Алавия – огромное государство, где есть все, что только можно желать. Именно так мне описала Палия место, куда нас, по всей видимости, везли. Когда меня выкрали у отца, то заявили, что отдадут только за всех рангафаров армии Хиреты. То есть, он должен был отдать всех офицеров, чтобы вернуть меня. Естественно, он не согласился, и теперь я стану очень дорогим лотом на рынке Алавии.
Девушки с моей внешностью там большая редкость, а тех, кого удавалось захватить из моих многострадальных землячек, мигом попадали в рабство.
Значит, так. Я хиретка, девушка даже не из государства, а из небольшого, но гордого кочевого племени. Только потому, что у нас нет точки постоянной дислокации, Алавия нас не поработила. Очень, черт возьми, мило.
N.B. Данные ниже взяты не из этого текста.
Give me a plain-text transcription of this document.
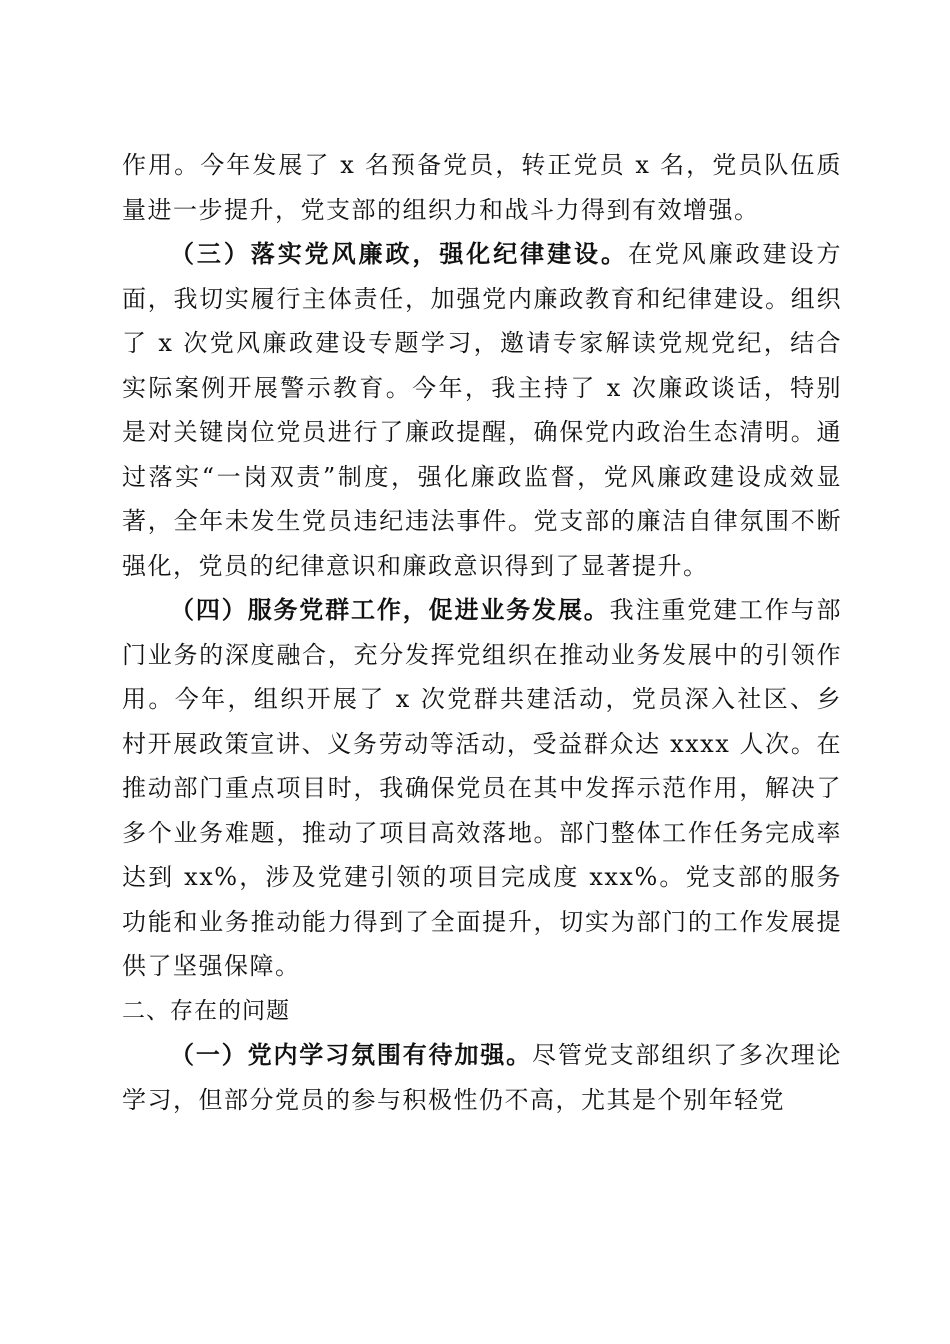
作用。今年发展了 x 名预备党员，转正党员 x 名，党员队伍质量进一步提升，党支部的组织力和战斗力得到有效增强。

（三）落实党风廉政，强化纪律建设。在党风廉政建设方面，我切实履行主体责任，加强党内廉政教育和纪律建设。组织了 x 次党风廉政建设专题学习，邀请专家解读党规党纪，结合实际案例开展警示教育。今年，我主持了 x 次廉政谈话，特别是对关键岗位党员进行了廉政提醒，确保党内政治生态清明。通过落实“一岗双责”制度，强化廉政监督，党风廉政建设成效显著，全年未发生党员违纪违法事件。党支部的廉洁自律氛围不断强化，党员的纪律意识和廉政意识得到了显著提升。

（四）服务党群工作，促进业务发展。我注重党建工作与部门业务的深度融合，充分发挥党组织在推动业务发展中的引领作用。今年，组织开展了 x 次党群共建活动，党员深入社区、乡村开展政策宣讲、义务劳动等活动，受益群众达 xxxx 人次。在推动部门重点项目时，我确保党员在其中发挥示范作用，解决了多个业务难题，推动了项目高效落地。部门整体工作任务完成率达到 xx%，涉及党建引领的项目完成度 xxx%。党支部的服务功能和业务推动能力得到了全面提升，切实为部门的工作发展提供了坚强保障。

二、存在的问题

（一）党内学习氛围有待加强。尽管党支部组织了多次理论学习，但部分党员的参与积极性仍不高，尤其是个别年轻党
Я наблюдала за девушками, которые возвращались с купания, и задала вопрос Палии:
– А твой народ? Ты же не похожа на них, ну, цветом кожи. Ты такая белая!
– Они тоже из Балии, только они дочери ласов, а я дочь патриолуса, - не без гордости заявила Палия.
В процессе я выяснила, что ласы — это крестьяне, а патриолус - дворянин, имеющий высокий статус. Она не выходила на улицу днем, и ее тело до этих дней не знало света солнца. Деревенские девушки имели всего одну одежду, и вышивали ее вместе с матерью аж с шести лет, и к шестнадцати годам они могли носить эти безрукавки и считаться невестами. Ночевали эти девушки все в одном месте – в доме старухи, которая и выдаст их замуж. Днем были под опекой матери и отца, а вечером собиралась на ночлег. Это и погубило их. Алавийци, промышляющие продажей людей, прекрасно знали где взять самое дорогое.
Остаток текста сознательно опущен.